Я бегу вперед, молясь о том, чтобы не пришлось ждать следующего поезда. В фильмах и телевизионных шоу время всегда совпадает безупречно, но мне так не повезет. Толпа затопит меня, как прилив в какой-нибудь пещере, и я утону со сдавленным криком.

Как только я начинаю гадать, не следует ли мне повернуть назад, я улавливаю в туннеле мерцание. Клубок инспайров вылетает из того, что должно означать брешь между мирами. Я могла бы использовать это к своей выгоде, в особенности если брешь достаточно широка, чтобы изменить физику Итхра, как это было в лесу несколько недель назад.

Перед платформой останавливается поезд. Он набит битком, и еще больше людей ждут, чтобы втиснуться в него. Я тянусь в глубину своего ума, как сделала бы это в Аннуне, и через мгновение ощущаю намек на пробуждение моего Иммрала.

Разойдись! – приказываю я стоящим впереди людям. Сила медлительна, возможно, потому, что работает как вторичная, но еще одна попытка, и толпа расступается, давая мне пройти.

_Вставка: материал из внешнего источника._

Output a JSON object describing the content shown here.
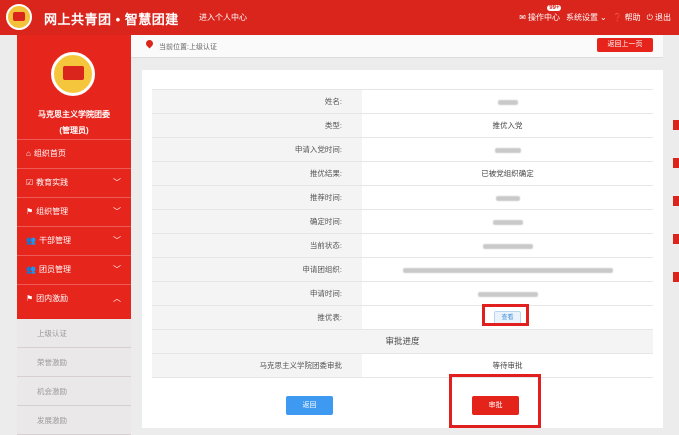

Убирайся! – велю я мужчине с большим рюкзаком, который перегородил дверь в вагон. Он выходит, растерянно глядя на светящуюся надпись над дверью. Я вваливаюсь в вагон и взываю к машинисту, стараясь заставить его закрыть дверь, но он явно слишком далеко для того, чтобы дотянуться до него Иммралом.

– Вот она! – кричит один из преследователей. Он несется между пассажирами так, словно соревнуется с Лэм и хочет ее обогнать.

Поезд стоит.

Остановите их! – требую я у тех, кто стоит на платформе.

На пути моих обидчиков встают несколько человек, но их недостаточно. Возможно, на них слишком сильно влияет Мидраут или, может быть, брешь, давшая мне возможность использовать Иммрал, уже закрылась.

Гудок предупреждает нас, что двери поезда сейчас закроются. Похоже, я справилась. Но когда двери уже смыкаются, один из студентов успевает просунуть руки между створками, пытаясь их раздвинуть.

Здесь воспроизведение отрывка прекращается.